Most people think they are using an AI
model that can perform deliberation, Blackman said. This means most users think
that ChatGPT is producing accurate content and that the tool can provide
reasoning about how it came to its conclusions. But ChatGPT wasn’t designed to have a concept of truth or correctness — its objective
function is to be convincing. It’s meant to sound correct, not be correct.
“It’s a word predictor, not a deliberator,”
Blackman declared.
AI’s risks usually aren’t generic, but
rather use case-specific, he pointed out. Blackman encouraged healthcare
leaders to develop a way of systematically identifying the ethical risks for
particular use cases, as well as begin assessing appropriate risk mitigation strategies
sooner rather than later.
Blackman wasn’t alone in his wariness. One
of the panelists — Kay Firth-Butterfield, CEO of the Center for Trustworthy
Technology — was among the more than 27,500 leaders who signed an open letter
last month calling for an immediate pause for at least six months on the
training of AI systems more powerful than GPT-4. Elon Musk and Steve Wozniak
were among some of the other tech leaders who signed the letter.

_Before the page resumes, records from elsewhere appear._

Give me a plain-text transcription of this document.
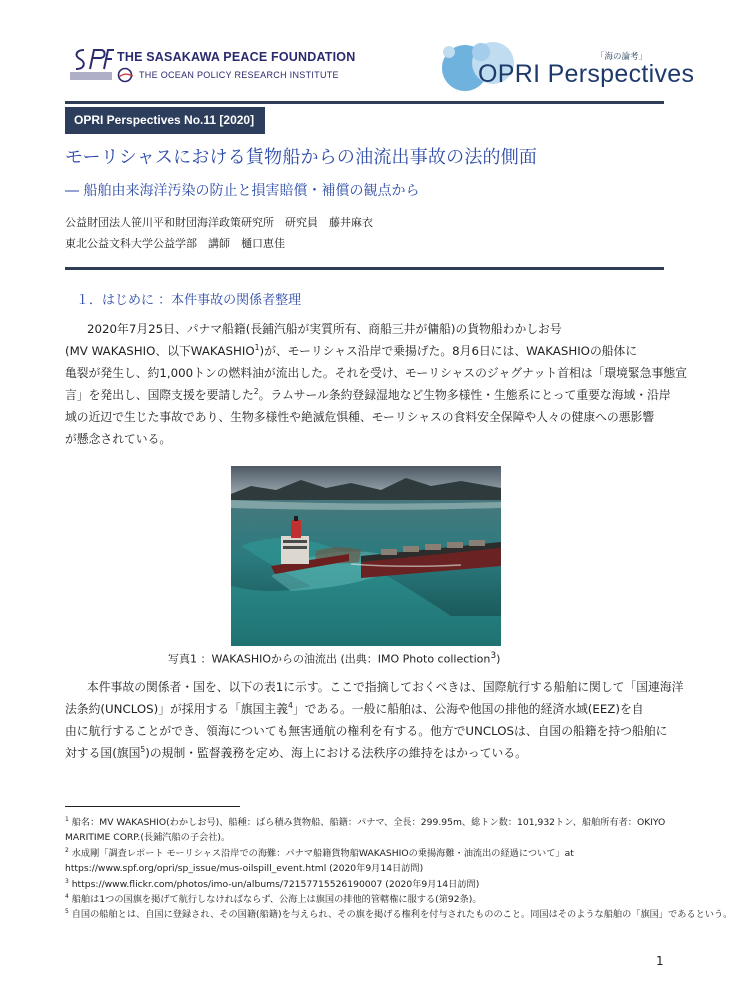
THE SASAKAWA PEACE FOUNDATION
THE OCEAN POLICY RESEARCH INSTITUTE
「海の論考」
OPRI Perspectives
OPRI Perspectives No.11 [2020]
モーリシャスにおける貨物船からの油流出事故の法的側面
― 船舶由来海洋汚染の防止と損害賠償・補償の観点から
公益財団法人笹川平和財団海洋政策研究所　研究員　藤井麻衣
東北公益文科大学公益学部　講師　樋口恵佳
１．はじめに ：本件事故の関係者整理
2020年7月25日、パナマ船籍(長鋪汽船が実質所有、商船三井が傭船)の貨物船わかしお号
(MV WAKASHIO、以下WAKASHIO$^1$)が、モーリシャス沿岸で乗揚げた。8月6日には、WAKASHIOの船体に
亀裂が発生し、約1,000トンの燃料油が流出した。それを受け、モーリシャスのジャグナット首相は「環境緊急事態宣
言」を発出し、国際支援を要請した$^2$。ラムサール条約登録湿地など生物多様性・生態系にとって重要な海域・沿岸
域の近辺で生じた事故であり、生物多様性や絶滅危惧種、モーリシャスの食料安全保障や人々の健康への悪影響
が懸念されている。
写真1 ：WAKASHIOからの油流出 (出典：IMO Photo collection$^3$)
本件事故の関係者・国を、以下の表1に示す。ここで指摘しておくべきは、国際航行する船舶に関して「国連海洋
法条約(UNCLOS)」が採用する「旗国主義$^4$」である。一般に船舶は、公海や他国の排他的経済水域(EEZ)を自
由に航行することができ、領海についても無害通航の権利を有する。他方でUNCLOSは、自国の船籍を持つ船舶に
対する国(旗国$^5$)の規制・監督義務を定め、海上における法秩序の維持をはかっている。
$^1$ 船名：MV WAKASHIO(わかしお号)、船種：ばら積み貨物船、船籍：パナマ、全長：299.95m、総トン数：101,932トン、船舶所有者：OKIYO
MARITIME CORP.(長鋪汽船の子会社)。
$^2$ 水成剛「調査レポート モーリシャス沿岸での海難：パナマ船籍貨物船WAKASHIOの乗揚海難・油流出の経過について」at
https://www.spf.org/opri/sp_issue/mus-oilspill_event.html (2020年9月14日訪問)
$^3$ https://www.flickr.com/photos/imo-un/albums/72157715526190007 (2020年9月14日訪問)
$^4$ 船舶は1つの国旗を掲げて航行しなければならず、公海上は旗国の排他的管轄権に服する(第92条)。
$^5$ 自国の船舶とは、自国に登録され、その国籍(船籍)を与えられ、その旗を掲げる権利を付与されたもののこと。同国はそのような船舶の「旗国」であるという。
1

Firth-Butterfield raised some ethical and
legal questions: Is the data that ChatGPT is trained on inclusive? Doesn’t this
advancement leave out the three billion people across the globe without
internet access? Who gets sued if something goes wrong?
The panelists agreed that these are all
important questions that don’t really have conclusive answers right now. As AI
continues to evolve at a rapid pace, they said that the healthcare sector has
to establish an accountability framework for how it’s going to address the
risks of new technologies like ChatGPT moving forward.